I have an existing Kotlin Android and Swift iOS projects.
I would like to gradually migrate these projects to Kotlin Multiplatform.
In order to do that, I moved some of the internal logic of the Android project into a common source set.
Now, I would like the Swift project to start using this logic but the problem is that the visibility of all this logic is internal
ant therefore it doesn’t get packaged inside the iOS framework produced by the KMM project and can’t be used in Swift.
If I make it public, it is available to Swift but also becomes part of the Android API and I don’t want that.
What would be your recommended way to share internal logic between Android and existing Swift code?
Can you clarify more why you don’t want the logic to be accessible from your android project but still want it to be common?
If you want something to only be accessible in iOS i think you should put it in the iOS module.
Or if your common code depends on uncommon structures you might use expect
declarations
Additionally you might take advantage of @OptionalExpectation
if your expect
declarations only applicable in iOS
To clarify, I do want it to be accessible to the Android as internal. This is a library project and therefore anything public becomes a part of the API and I don’t want that.
If you want it to be internal
in android and public
in iOS you might make the declaration in the common module internal
and have a public
delegate in iOS
or vice versa.
If you want it to be internal
in both but still accessible you might instead rely on the package naming convention (for example com.example.internal
). Normally, people won’t use library code that is in a private package.
Additionally, you might add an OptIn
requirement on the internal components so nobody use it even by mistake
I do want them to be internal
in Android and public
in iOS.
The firs solution you propose is probably the proper one but it means duplicating the APIs of hundreds of classes and then maintaining these duplicates.

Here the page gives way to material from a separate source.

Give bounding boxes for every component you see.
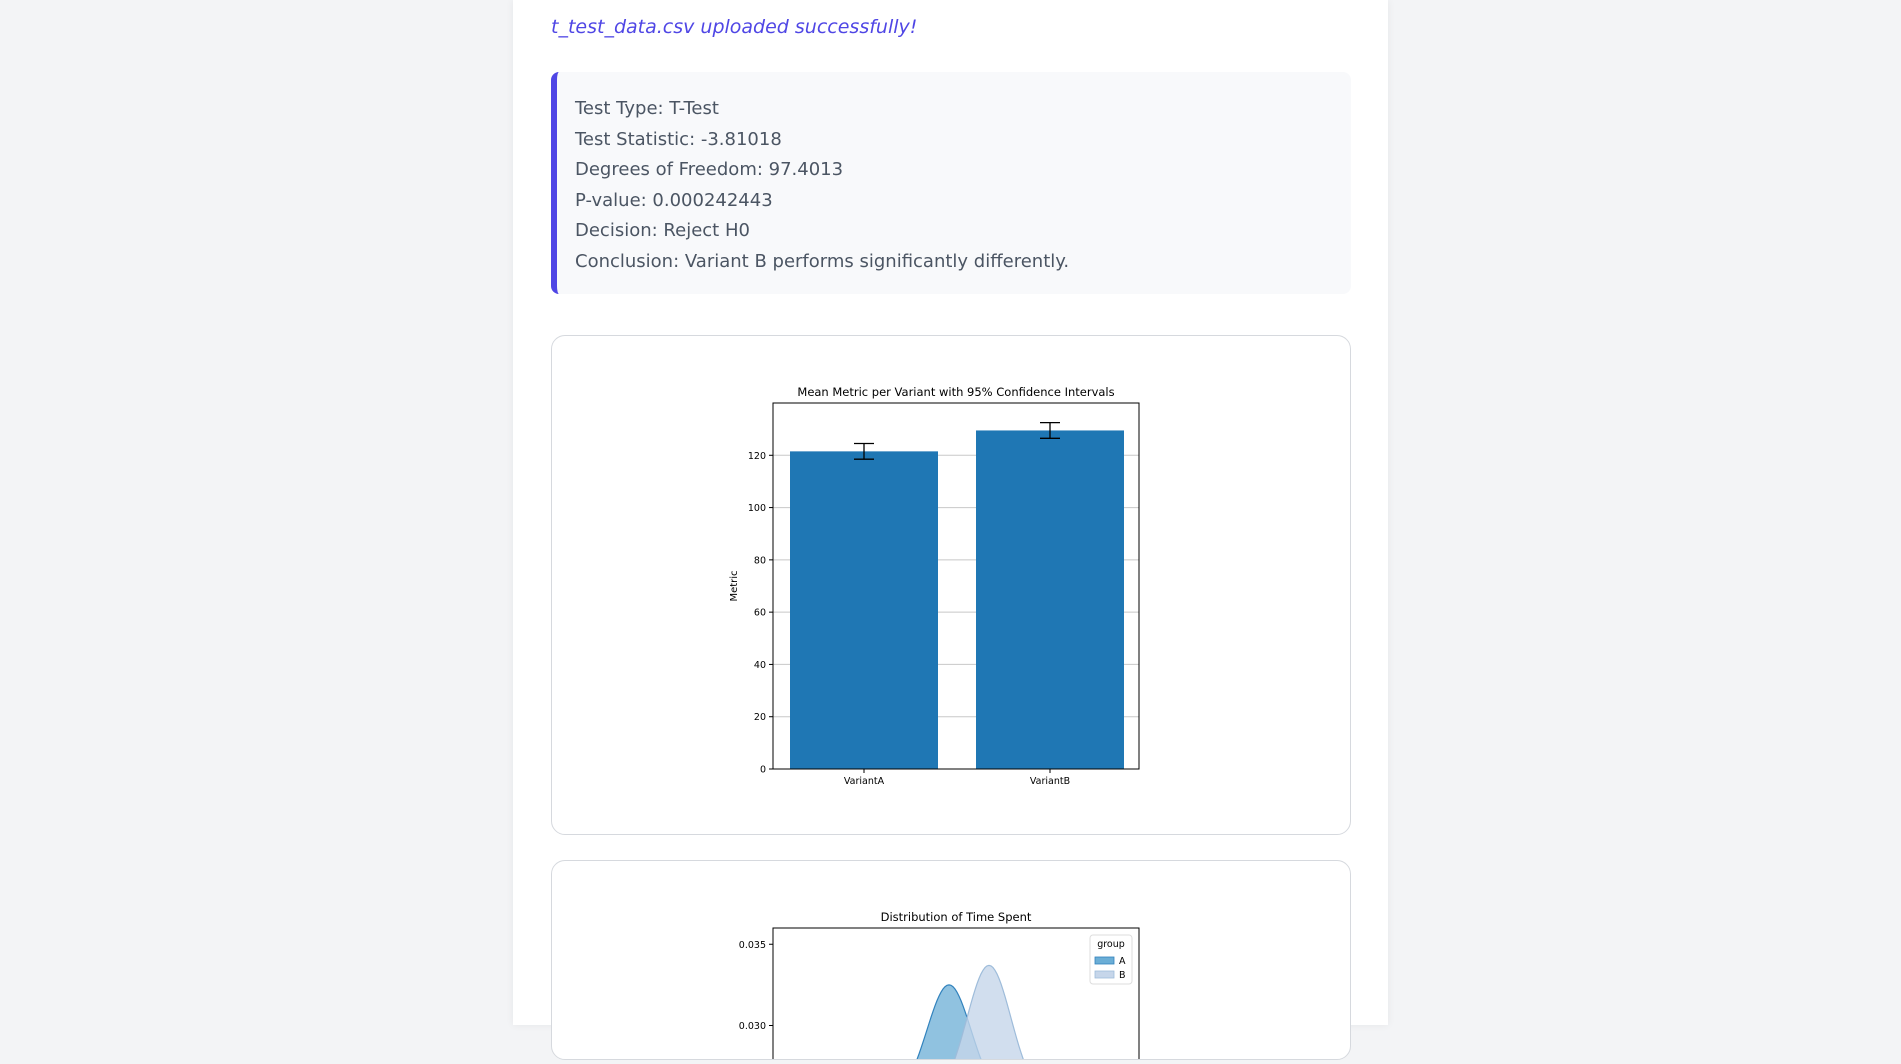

It will make the transition much harder and longer and maybe even not worth it .
The OptIn
option sounds like a viable solution but it’s still a workaround rather than a real solution.

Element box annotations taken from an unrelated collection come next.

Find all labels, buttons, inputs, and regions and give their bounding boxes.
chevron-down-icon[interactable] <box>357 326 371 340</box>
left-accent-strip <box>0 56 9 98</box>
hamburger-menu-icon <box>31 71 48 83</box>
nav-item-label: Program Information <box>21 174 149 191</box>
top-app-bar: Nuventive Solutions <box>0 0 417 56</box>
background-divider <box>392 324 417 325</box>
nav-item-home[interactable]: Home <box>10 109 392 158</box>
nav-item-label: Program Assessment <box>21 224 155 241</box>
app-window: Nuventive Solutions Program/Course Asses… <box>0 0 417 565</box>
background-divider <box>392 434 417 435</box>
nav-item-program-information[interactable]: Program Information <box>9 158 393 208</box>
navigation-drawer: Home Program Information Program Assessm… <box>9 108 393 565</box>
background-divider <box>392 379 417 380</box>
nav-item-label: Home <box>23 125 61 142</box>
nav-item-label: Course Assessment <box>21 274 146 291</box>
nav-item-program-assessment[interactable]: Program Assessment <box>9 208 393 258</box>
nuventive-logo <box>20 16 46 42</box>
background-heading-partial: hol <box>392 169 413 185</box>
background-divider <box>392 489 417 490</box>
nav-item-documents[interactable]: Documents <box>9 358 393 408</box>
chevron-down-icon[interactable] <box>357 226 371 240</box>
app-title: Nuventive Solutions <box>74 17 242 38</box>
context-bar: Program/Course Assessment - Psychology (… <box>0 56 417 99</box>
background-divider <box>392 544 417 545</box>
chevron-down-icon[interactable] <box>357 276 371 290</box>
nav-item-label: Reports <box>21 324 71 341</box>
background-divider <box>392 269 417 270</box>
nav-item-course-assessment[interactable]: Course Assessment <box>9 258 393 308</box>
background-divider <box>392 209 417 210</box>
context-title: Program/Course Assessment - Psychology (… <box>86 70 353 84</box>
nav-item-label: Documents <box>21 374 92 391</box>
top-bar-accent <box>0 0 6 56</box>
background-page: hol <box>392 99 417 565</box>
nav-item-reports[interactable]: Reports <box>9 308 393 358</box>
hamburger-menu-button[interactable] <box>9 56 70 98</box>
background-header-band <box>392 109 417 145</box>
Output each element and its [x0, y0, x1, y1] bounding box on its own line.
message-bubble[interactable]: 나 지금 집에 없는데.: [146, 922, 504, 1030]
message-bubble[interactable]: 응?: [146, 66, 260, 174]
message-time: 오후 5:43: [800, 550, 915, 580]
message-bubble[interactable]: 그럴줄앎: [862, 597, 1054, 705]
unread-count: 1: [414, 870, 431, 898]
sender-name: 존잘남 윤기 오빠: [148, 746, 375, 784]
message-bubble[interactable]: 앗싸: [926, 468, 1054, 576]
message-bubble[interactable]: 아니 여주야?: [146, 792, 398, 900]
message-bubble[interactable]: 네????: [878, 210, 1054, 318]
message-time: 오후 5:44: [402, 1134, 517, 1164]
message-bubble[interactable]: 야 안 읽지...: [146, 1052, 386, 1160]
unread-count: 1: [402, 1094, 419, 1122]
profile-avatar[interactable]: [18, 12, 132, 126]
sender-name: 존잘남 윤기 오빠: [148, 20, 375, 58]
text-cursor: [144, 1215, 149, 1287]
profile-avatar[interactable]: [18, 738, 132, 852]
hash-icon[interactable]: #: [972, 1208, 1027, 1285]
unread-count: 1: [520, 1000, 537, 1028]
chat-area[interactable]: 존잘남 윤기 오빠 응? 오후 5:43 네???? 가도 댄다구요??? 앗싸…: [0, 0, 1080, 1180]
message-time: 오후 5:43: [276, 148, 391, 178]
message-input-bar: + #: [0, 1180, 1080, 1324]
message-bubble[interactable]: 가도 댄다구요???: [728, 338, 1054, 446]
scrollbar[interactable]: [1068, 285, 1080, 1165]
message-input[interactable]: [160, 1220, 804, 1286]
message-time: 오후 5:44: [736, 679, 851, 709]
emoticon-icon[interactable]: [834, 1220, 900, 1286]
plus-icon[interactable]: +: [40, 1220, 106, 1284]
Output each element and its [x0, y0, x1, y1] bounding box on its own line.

Thanks a lot @LSafer for your help !
I’m not completely sure as I’ve never really used it in a library project, but I think @PublishedApi
is worth a try — it would make your internal members effectively public so I’d expect iOS Swift code to be able to access them, but when imported in a Kotlin project it should behave as if the members were internal, thus invisible. If you want to make sure the members cannot be used by another JVM-targeting language (e.g., Java, Scala), you might want to try the @JvmSynthetic
annotation as well.
Alternatively, you might well choose to take the common logic out of the project into a separate, “business-logic” Gradle project, make members public, and depend on the “business-logic” project in Android using implementation
(and not api
), and in iOS the same way as you’re currently depending on the project of the common source set.